RELEASED: "SEP 04 2003"
"R.S. Abella J.A." "I agree K. Weiler J.A."
ARMSTRONG J.A. (Dissenting):
[27] I have read the reasons of my colleague Abella J.A. With respect, I am unable to agree with her conclusions.
[28] The trial judge found that the agreement between Ms. Foreman and her employers was in effect a contract for life. The issue as to whether the parties intended a contract for life was clearly dependent upon the trial judge's assessment of the parol evidence, the admissibility of which was not in issue.
[29] While I might well have come to a different conclusion than the trial judge, I am not satisfied that he committed a palpable and over-riding error. See Housen v. Rural Municipality of Shellbrook, 2002 SCC 33, [2002] 2 S.C.R. 235.
[30] There was evidence before the trial judge from which he could conclude that the parties intended that the employment agreement was a contract for life. Mr. DiMaria, who was, in effect, Ms. Foreman's employer and one of the signatories to the contract testified in cross-examination:
Q: But short of someone stealing you blind or destroying your property, your agreement is you've got a job for life?
A: As long as you're doing your job, yes….
Q: You promised, you covenant [sic], you agreed to hire Anne Marie for as long as she wanted?
A: Yes.
[31] Ms. Foreman testified that she had a lifetime employment contract as long as she wanted to work. The trial judge concluded that she would work until age 65.

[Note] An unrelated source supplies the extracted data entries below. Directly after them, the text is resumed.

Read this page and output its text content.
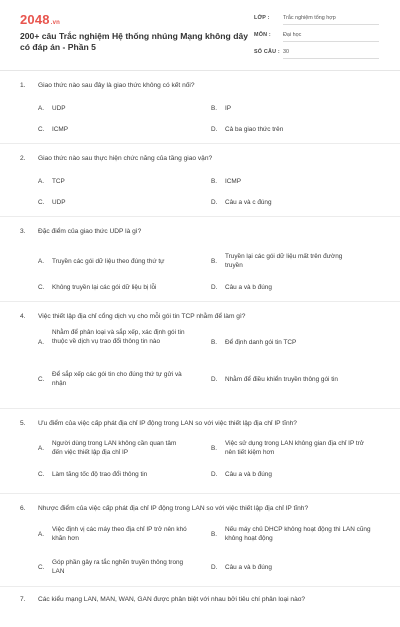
2048.vn
200+ câu Trắc nghiệm Hệ thống nhúng Mạng không dây có đáp án - Phần 5
LỚP : Trắc nghiệm tổng hợp
MÔN : Đại học
SỐ CÂU : 30
1. Giao thức nào sau đây là giao thức không có kết nối?
A. UDP	B. IP
C. ICMP	D. Cả ba giao thức trên
2. Giao thức nào sau thực hiện chức năng của tầng giao vận?
A. TCP	B. ICMP
C. UDP	D. Câu a và c đúng
3. Đặc điểm của giao thức UDP là gì?
A. Truyền các gói dữ liệu theo đúng thứ tự	B.
Truyền lại các gói dữ liệu mất trên đường truyền
C. Không truyền lại các gói dữ liệu bị lỗi	D. Câu a và b đúng
4. Việc thiết lập địa chỉ cổng dịch vụ cho mỗi gói tin TCP nhằm để làm gì?
A.
Nhằm để phân loại và sắp xếp, xác định gói tin thuộc về dịch vụ trao đổi thông tin nào	B. Để định danh gói tin TCP
C.
Để sắp xếp các gói tin cho đúng thứ tự gửi và nhận
D. Nhằm để điều khiển truyền thông gói tin
5. Ưu điểm của việc cấp phát địa chỉ IP động trong LAN so với việc thiết lập địa chỉ IP tĩnh?
A.
Người dùng trong LAN không cần quan tâm đến việc thiết lập địa chỉ IP
B.
Việc sử dụng trong LAN không gian địa chỉ IP trở nên tiết kiệm hơn
C. Làm tăng tốc độ trao đổi thông tin	D. Câu a và b đúng
6. Nhược điểm của việc cấp phát địa chỉ IP động trong LAN so với việc thiết lập địa chỉ IP tĩnh?
A.
Việc định vị các máy theo địa chỉ IP trở nên khó khăn hơn
B.
Nếu máy chủ DHCP không hoạt động thì LAN cũng không hoạt động
C.
Góp phần gây ra tắc nghẽn truyền thông trong LAN
D. Câu a và b đúng
7. Các kiểu mạng LAN, MAN, WAN, GAN được phân biệt với nhau bởi tiêu chí phân loại nào?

[32] I also accept the trial judge's finding that there was consideration for the employment contract.
[33] I do, however, believe that the trial judge committed reversible error in his assessment of damages. In my view, the evidence does not support a finding that Ms. Foreman would be entitled to damages for the lost opportunity to profit from the sale of "break open lottery tickets". At the time the contract was made, there was no contemplation of the parties that break open lottery tickets would be sold in the bingo halls by Ms. Foreman. Indeed at that time, it was not legally possible to sell such tickets. At the time the contract was signed, Ms. Foreman was selling a different kind of lottery ticket in the bingo halls. Ms. Foreman's damages are therefore limited to $192,000.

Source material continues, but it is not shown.